Since habits spread like a virus throughout your social network, those raised in Poor Neighborhoods or Bad Environments pick up the Poor Habits of those around them. - Victim Ideology – When you are stuck in poverty, generation after generation, you begin to see the world through a different lens.
At the end of that lens, those stuck in a cycle of Generational Poverty, see themselves as pawns in a game of chess being played by Wall Street, banks, big corporations, the wealthy and corrupt politicians.
This Victim Ideology fosters an Entitlement Mindset, in which the poor desperately look to the government to remedy their poverty, through policies that force the redistribution of wealth.
Success isn’t easy, even in an ideal environment.
Building wealth isn’t easy, even in an ideal environment.
In a Bad Environment, it becomes infinitely harder.
Many who are poor are poor for reasons outside their control.

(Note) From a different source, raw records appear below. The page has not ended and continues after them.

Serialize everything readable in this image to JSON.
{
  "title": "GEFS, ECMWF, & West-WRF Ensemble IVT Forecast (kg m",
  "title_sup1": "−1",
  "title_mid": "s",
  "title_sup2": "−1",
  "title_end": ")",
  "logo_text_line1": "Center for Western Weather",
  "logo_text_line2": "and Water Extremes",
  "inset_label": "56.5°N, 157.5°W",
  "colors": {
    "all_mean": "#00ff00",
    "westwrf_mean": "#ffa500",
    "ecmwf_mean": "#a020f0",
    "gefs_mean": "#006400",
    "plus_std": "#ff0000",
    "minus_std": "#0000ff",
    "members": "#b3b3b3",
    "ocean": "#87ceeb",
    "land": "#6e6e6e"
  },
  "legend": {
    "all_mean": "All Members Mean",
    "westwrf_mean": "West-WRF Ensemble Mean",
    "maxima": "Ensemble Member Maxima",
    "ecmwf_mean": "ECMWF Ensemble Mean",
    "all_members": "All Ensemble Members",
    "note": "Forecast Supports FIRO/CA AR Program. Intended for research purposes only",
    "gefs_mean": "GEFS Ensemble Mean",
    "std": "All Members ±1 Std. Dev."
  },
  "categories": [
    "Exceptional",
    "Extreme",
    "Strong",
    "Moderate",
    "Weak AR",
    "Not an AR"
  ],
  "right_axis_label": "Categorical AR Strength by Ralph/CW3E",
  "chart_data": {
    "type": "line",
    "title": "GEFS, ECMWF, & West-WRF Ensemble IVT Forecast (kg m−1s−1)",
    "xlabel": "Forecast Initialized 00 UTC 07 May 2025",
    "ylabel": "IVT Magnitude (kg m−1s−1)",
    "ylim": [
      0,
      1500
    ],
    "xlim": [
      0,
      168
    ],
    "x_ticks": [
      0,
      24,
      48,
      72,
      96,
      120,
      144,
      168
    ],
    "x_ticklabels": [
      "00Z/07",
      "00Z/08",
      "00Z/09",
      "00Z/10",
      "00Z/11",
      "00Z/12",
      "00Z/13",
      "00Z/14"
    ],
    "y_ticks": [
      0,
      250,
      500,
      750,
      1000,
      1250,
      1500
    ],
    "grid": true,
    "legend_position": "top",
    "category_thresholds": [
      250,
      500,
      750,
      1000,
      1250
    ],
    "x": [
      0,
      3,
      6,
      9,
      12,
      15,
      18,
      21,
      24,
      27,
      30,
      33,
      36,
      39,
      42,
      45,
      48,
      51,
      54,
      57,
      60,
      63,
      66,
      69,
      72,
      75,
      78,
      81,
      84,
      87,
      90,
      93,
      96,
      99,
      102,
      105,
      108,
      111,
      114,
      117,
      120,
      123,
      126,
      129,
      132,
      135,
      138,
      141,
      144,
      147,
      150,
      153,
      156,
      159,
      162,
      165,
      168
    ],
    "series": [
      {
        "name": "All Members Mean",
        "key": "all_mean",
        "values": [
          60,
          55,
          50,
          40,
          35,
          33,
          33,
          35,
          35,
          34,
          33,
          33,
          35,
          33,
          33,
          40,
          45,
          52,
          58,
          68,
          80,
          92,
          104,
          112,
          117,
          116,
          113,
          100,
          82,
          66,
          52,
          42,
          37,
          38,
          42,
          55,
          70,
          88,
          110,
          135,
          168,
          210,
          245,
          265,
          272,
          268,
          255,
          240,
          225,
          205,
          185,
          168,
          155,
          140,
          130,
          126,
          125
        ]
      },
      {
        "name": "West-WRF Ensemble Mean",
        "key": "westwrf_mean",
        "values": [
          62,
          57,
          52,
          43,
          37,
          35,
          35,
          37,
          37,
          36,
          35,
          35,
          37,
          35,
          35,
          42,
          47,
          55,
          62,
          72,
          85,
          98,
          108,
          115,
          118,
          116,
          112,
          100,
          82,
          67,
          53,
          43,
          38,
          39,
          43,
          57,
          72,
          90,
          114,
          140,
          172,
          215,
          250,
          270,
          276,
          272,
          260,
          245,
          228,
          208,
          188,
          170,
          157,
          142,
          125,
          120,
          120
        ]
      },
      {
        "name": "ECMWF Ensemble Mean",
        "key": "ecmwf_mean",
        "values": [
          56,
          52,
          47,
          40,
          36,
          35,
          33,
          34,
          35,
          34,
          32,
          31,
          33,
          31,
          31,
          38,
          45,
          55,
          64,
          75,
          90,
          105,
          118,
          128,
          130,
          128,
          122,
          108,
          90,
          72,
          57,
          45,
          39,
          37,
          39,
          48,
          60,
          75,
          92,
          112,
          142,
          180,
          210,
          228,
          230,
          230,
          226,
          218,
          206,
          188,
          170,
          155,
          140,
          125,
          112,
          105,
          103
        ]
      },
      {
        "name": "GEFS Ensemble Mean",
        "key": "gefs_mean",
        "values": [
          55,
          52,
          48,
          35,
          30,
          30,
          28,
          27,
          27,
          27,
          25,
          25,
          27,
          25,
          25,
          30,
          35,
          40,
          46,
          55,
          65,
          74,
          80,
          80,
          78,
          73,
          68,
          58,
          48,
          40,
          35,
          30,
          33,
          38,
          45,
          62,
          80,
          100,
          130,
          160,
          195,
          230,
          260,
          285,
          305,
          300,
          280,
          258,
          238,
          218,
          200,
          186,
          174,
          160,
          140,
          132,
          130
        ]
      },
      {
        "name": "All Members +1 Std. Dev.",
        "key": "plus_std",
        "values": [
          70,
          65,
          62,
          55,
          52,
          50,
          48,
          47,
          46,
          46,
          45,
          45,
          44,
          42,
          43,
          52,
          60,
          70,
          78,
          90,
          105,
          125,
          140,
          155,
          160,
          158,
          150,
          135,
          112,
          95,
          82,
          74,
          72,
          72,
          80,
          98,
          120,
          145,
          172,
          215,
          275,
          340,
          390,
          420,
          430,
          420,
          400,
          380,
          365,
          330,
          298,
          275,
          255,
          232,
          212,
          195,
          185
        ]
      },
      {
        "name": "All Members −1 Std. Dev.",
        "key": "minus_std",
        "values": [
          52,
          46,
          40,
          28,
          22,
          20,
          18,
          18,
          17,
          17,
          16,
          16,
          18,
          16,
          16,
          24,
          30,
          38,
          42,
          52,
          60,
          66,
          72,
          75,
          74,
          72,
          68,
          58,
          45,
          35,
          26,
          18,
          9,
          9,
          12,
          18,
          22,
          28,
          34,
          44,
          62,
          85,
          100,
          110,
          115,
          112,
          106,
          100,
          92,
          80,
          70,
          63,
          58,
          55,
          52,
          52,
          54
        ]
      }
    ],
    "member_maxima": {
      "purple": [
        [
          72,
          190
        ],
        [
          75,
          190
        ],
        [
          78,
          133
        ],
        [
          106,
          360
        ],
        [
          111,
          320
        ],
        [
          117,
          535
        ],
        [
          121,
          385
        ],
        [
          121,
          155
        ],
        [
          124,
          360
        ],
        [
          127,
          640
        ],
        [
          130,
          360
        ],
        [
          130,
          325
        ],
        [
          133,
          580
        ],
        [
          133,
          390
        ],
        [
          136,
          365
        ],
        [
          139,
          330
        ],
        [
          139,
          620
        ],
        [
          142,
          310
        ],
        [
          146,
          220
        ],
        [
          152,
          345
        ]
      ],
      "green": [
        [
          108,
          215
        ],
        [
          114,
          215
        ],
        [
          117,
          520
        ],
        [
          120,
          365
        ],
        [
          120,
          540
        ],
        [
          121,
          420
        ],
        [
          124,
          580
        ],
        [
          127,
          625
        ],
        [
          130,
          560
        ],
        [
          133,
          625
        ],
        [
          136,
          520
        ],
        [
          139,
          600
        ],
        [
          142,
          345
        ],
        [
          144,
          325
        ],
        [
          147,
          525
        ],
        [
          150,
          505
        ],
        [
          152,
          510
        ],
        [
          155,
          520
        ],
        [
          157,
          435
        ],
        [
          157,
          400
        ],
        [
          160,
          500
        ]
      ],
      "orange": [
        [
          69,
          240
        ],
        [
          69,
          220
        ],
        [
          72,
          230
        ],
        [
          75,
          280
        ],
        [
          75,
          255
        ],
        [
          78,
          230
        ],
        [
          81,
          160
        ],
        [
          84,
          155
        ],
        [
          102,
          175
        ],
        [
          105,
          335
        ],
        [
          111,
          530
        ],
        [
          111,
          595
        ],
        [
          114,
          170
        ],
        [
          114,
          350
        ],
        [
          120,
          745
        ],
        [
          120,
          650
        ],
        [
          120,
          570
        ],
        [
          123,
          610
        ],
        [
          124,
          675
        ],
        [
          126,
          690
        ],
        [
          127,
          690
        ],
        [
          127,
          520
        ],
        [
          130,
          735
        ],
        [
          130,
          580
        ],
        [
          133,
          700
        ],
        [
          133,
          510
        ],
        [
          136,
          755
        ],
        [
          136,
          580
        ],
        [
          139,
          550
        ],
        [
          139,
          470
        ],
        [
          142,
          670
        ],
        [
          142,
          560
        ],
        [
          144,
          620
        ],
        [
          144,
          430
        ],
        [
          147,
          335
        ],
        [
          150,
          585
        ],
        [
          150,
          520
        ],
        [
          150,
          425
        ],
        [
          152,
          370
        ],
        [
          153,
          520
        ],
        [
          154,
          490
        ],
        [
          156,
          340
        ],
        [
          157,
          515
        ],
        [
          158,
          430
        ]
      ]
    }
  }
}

The key to breaking out of poverty is forging Rich Habits that will weaken the chains of poverty and eliminating Poor Habits which further weaken those chains.
But learning what to do (Rich Habits) and what not to do (Poor Habits), requires education.
Education, either formal or informal (self-study), pulls the curtain, exposing the Rich Habits, which lift you up, and the Poor Habits, which drag you down.
My Wizard of Oz mission in life is to be the person who pulls that curtain back, in the hopes of lifting millions up and freeing them from the chains of poverty.